Actor Ashton Kutcher–famous for his acting career ("Two and a Half Men," "That '70s Show," "Dude, Where's My Car?") and his support of technology companies–has agreed to invest in the Des Moines, Iowa-based company. He already is talking it up in videos and on Twitter.

Kutcher did not say how much he invested but showed a zeal for his investments that might make Warren Buffett blush.

"The entire financial system is broke, and it's proving that every day," Kutcher said in an interview with The Des Moines Register on Tuesday. The system fosters credit card debt, fraud, identity theft and massive fees for moving money, he said.

"Companies that are doing that are just extracting value from people's pockets," he said. "Fixing that makes me passionate."

"I want to build a killer (bleeping) company in Iowa and put a bunch of people to work here," said Kutcher, who lives in Iowa. "That could happen with this company. I think this company could employ hundreds of people within the next couple of years."

Kutcher was suspected to have contributed to the Des Moines company's February funding round, which was led by Union Square Ventures and raised $5 million. He first confirmed his involvement Tuesday in an interview with Kutcher made the investment through his venture capital fund, A-Grade Investments.

Ben Milne, the chief executive of Dwolla, and Kutcher talked about the investment in a Silicon Prairie News webcast that aired April 10.

"Ashton invested in Dwolla, which we think is pretty sweet," said Milne, who wore flip-flops and a hoody.

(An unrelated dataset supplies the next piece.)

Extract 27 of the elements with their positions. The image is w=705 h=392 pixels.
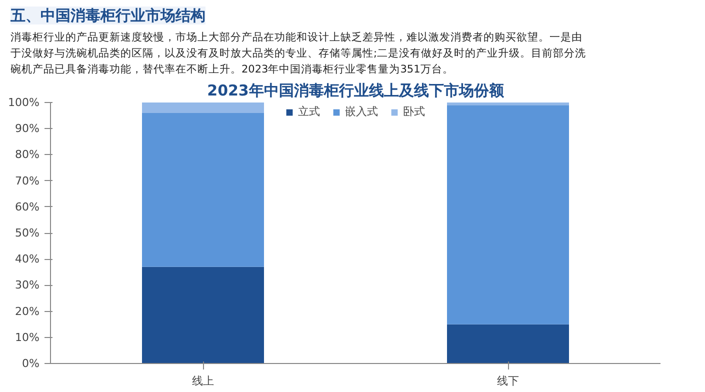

Kutcher's investment firm, A-Grade Investments, already has invested in about 40 tech companies, including Foursquare, Zaarly and Skype. In the Silicon Prairie interview, Kutcher said the firm invests in companies that solve problems, mostly consumer companies.

"If you look at the global economy and what's happening with Occupy Wall Street and what's happening on the streets and the credit card crisis across the country, it's all fine to carry a poster and complain about it and tell a CEO he should be getting paid less, but who's actually doing something to solve that problem?" Kutcher said.

Dwolla "actually presented a realistic, real-world solution to an antiquated architecture in finance that just has to go. … When it does become the standard–and it will because the minority will always become the majority–it's a company that will be very valuable and help people in their lives and put money back in people's pockets and I like that."

Dwolla provides a mechanism for mobile payments that charges 25 cents per transaction.

Kutcher will not hold a board seat or have any role in Dwolla's day-to-day operations.

Milne and Kutcher met through a mutual friend, Bo Fishback, the CEO of the digital marketplace Zaarly, another company Ashton's firm has invested in. They got together over Thanksgiving, first at Kutcher's brother's house, and later in Kutcher's father’s garage.

"I had to go to Target to get a white board," Milne says.

Kutcher has more than 10 million followers on his Twitter account and 12.2 million "likes" on Facebook.

Milne told the Register that he has gotten helpful advice from Kutcher.

"I just try to make myself available," Kutcher said. "I end the day with my inbox at zero."